For 35 years, financial planner Harold Evensky watched clients retreat regularly to vacation homes, enjoying serene beaches or mountains and the joy of family gatherings. And before he retired three years ago, he thought he’d follow suit.
But he and his wife, Deena, changed their minds when the time came,opting to have only one home, near Texas Tech University in Lubbock, where they taught financial planning. Rather than sinking hundreds of thousands of dollars into a second house, they preserved the money for trips, renting for a couple of months a year in Key West, Fla., and retirement indulgences that might pop up unexpectedly.
“The money you would put into a house can buy a lot of five-star vacations,” says Evensky. In addition, it preserves cash for unexpected financial burdens, whether big medical expenses or a bear market.
Many people buy retirement retreats and vacation homes without thinking about the trade-offs or working through the math. But financial pros say that can be a mistake, particularly after the boom in home prices the past few years and the myriad costs of ownership that can add up.
During the first four months of 2021, sales of vacation homes were up 57% year over year, according to the National Association of Realtors. The portion of overall houses bought for vacation living was 6.7%, compared with 5% in 2019. Price surges have followed, with the nation’s average home price up 19.1% in January from a year earlier, according to the CoreLogic Home Price Index; prices in many warm-weather vacation destinations soared nearly 30% last year.
While people often focus on the price of a second home, it’s important to figure in cost-of-ownership and incidental expenses. Owners may have two mortgages, and will be paying insurance, property tax, utilities, and maintenance for two homes, among other things such as homeowners association fees. The extra mortgage may force a retiree to withdraw so much money from an IRA that annual income taxes and Medicare premiums will rise.

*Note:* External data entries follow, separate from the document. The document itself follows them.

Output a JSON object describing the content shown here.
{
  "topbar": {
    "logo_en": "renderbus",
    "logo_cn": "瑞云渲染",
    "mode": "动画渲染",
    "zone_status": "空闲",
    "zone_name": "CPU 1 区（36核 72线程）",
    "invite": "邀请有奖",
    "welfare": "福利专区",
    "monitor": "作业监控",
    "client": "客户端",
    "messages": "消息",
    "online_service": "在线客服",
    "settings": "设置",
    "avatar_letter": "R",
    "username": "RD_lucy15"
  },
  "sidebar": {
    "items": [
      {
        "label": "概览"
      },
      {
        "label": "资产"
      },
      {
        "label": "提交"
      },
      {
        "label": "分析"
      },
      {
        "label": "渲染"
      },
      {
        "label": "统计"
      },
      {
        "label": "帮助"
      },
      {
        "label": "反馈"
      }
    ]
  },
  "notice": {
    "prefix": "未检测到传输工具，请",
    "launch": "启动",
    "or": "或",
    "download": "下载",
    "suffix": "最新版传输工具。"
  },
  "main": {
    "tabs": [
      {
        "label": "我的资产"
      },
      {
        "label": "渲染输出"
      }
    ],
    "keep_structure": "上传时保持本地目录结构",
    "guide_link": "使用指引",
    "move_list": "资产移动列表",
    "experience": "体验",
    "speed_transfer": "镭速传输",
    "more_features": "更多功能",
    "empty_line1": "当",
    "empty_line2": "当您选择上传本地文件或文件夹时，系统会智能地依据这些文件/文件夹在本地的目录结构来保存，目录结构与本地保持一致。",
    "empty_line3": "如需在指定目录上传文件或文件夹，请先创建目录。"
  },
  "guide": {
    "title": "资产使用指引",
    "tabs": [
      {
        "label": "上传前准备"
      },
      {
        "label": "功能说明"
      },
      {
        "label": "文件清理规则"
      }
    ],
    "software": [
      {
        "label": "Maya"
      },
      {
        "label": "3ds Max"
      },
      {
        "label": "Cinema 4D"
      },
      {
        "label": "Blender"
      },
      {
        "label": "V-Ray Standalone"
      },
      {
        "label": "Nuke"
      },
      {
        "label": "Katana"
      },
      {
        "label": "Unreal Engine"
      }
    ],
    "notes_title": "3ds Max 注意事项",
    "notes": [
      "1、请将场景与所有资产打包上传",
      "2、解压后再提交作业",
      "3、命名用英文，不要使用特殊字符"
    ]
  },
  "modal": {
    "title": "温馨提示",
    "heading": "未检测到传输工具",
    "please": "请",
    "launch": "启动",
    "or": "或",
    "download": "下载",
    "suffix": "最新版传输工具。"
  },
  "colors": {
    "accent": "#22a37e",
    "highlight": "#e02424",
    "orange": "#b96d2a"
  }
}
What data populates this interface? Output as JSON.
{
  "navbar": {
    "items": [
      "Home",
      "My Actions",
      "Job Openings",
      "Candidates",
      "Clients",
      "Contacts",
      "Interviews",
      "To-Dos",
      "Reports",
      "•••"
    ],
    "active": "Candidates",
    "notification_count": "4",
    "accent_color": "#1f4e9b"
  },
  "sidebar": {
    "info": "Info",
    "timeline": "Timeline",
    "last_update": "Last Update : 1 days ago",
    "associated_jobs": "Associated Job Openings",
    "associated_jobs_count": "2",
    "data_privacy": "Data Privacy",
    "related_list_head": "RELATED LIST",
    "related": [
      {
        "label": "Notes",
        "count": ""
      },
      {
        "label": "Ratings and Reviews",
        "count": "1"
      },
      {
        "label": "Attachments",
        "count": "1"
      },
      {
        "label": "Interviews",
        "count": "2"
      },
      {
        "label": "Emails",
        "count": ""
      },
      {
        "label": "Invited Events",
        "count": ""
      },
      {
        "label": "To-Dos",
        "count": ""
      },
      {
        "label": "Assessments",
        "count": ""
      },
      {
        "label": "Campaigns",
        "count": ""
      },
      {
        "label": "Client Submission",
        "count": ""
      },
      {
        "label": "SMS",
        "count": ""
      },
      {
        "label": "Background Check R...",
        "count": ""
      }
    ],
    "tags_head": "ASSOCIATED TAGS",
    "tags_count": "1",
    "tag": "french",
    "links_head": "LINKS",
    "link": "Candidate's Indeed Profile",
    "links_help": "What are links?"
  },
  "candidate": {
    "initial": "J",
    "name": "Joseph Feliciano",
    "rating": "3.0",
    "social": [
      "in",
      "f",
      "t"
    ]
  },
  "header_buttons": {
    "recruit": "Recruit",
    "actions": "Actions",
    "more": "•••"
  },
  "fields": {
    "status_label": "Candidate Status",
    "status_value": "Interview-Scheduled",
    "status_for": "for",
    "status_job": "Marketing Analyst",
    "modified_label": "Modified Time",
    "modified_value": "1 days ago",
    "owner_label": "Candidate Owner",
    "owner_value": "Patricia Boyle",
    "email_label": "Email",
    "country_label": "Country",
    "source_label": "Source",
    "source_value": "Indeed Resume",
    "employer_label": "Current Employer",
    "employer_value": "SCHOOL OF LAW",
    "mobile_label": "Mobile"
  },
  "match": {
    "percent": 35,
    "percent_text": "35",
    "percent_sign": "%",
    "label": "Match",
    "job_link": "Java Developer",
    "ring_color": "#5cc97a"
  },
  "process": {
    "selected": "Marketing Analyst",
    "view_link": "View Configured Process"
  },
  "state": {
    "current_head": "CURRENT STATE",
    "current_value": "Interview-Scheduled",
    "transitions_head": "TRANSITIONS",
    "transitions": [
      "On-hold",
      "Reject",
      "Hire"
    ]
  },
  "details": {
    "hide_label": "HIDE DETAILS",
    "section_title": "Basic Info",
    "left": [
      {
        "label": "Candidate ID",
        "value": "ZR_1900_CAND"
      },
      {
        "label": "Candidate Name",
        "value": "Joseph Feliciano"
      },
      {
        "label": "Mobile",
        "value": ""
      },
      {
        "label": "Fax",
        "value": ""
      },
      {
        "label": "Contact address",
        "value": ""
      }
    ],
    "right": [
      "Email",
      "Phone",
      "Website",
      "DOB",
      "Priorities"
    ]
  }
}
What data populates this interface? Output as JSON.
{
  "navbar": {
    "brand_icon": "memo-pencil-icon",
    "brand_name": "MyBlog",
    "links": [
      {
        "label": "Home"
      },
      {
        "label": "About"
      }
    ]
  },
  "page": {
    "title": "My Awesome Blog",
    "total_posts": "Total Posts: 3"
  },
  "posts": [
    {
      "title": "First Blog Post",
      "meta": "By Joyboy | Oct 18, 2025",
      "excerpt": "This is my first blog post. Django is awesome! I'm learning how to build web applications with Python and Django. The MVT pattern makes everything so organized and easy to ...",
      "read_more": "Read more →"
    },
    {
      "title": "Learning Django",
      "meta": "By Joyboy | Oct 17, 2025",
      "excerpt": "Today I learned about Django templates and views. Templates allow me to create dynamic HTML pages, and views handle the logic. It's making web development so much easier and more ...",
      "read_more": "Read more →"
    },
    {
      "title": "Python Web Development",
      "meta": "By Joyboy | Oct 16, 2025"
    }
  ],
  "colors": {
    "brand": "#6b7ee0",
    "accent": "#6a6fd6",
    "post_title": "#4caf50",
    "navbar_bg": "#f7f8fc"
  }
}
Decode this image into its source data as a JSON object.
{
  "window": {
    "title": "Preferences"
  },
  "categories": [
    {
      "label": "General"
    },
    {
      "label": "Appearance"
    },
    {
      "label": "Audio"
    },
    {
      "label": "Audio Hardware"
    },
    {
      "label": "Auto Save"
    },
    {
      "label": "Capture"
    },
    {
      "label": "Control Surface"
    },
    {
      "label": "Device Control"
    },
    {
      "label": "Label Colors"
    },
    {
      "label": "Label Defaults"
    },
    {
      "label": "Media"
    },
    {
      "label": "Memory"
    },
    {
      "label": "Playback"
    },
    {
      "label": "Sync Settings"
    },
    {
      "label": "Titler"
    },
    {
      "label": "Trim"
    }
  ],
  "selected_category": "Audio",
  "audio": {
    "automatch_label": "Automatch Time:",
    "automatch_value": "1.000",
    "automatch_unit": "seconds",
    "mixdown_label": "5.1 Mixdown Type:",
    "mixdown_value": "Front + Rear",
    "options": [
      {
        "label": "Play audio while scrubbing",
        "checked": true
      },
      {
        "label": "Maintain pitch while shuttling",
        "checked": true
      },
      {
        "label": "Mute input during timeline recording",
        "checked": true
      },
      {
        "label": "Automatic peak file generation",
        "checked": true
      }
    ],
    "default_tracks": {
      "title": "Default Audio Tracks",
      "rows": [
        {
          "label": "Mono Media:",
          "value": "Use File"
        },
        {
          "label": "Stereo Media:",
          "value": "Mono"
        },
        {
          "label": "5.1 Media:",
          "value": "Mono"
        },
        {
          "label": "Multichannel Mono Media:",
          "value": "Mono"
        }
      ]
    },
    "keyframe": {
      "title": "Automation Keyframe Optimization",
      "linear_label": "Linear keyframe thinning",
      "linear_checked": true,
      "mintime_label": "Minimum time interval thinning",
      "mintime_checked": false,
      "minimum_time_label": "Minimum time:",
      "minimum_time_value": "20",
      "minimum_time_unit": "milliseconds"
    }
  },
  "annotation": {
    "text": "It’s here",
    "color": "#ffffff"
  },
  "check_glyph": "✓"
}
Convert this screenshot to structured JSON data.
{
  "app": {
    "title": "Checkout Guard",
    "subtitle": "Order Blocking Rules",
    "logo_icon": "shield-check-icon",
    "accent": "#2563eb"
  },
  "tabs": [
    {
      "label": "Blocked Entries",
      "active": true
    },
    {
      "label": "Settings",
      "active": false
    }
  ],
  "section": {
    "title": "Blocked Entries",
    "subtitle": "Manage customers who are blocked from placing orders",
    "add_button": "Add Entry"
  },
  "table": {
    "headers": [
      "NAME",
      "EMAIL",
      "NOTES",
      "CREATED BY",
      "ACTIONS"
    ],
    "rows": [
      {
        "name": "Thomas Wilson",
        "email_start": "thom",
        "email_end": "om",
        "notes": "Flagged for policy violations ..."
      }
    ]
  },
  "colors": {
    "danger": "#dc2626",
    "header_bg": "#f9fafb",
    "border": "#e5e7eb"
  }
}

So when people ask financial planners if they can afford a second home, an advisor typically runs the cost of the home and expenses related to the home through planning software to make sure withdrawals from retirement accounts won’t put the person at risk of running out too early in retirement or force them to cut back on other desires.
Without financial planning software, individuals can eyeball the decision with a simple rule of thumb used by Charles Farrell, an investment advisor and managing partner of Beacon Pointe Advisors in Denver. Farrell tells people who have retired, or are close to retirement, to use no more than 10-15% of their investable assets to buy a vacation home.
The assumption is that without the second home, the person would have been able to comfortably cover their lifestyle each year by using Social Security and annual withdrawals from their portfolio following a safe drawdown rate like “the 4% rule,” But a person with a mortgage, insurance, and upkeep on a second home may not have leeway to keep withdrawals at or below 4% and could undermine their retirement by withdrawing too much money should markets sour.
“Living off the return to a portfolio can be risky,” Farrell says. “You don’t want to overdo it and get in over your head.”
So using Farrell’s rule of thumb, if a person has $3 million in retirement savings, he or she could buy a $300,000 home, Farrell says. And if the person had $1 million, he or she would be able to afford a $100,000 home but would be taking on serious risk if they pushed it to $150,000.
Some people tell themselves they can sell the home or take on renters if the market drops, Farrell says, “but usually if the stock market goes into a bear market, home values fall, too, and the person may not be able to sell their home.”
For example, in the 2008 financial crisis, homes fell about 30% nationally and vacation homes were hard hit. The median home in one of the nation’s hottest vacation markets then and now, Cape Coral-Fort Myers, Fla., fell to $115,127 in 2012 from $236,650 in 2006, before climbing to $276,520 in 2021, according to CoreLogic.
Challenging and Expensive
Managing a rental isn’t easy or inexpensive, either: There are extra insurance costs, taxes that are related to the business, and repairs. Management companies may take 20-35% of the income. And owners may have to give up prime rental times for their own vacation plans.
As a financial planner and co-developer of IncomeConductor software for calculating retirement income, Phil Lubinski of Denver has often seen landlords shocked by the difficulties of renting and the costs they incur. One landlord he knows spent $35,000 to clean up the damage from a meth lab a tenant operated, and he saw another unable to find tenants for an apartment after revealing a murder had occurred there.
“Renting out your vacation home looks better on paper than it often turns out,” says Lubinski, who has advised people buying rental property but never invested in rental property himself. “It’s too much trouble.”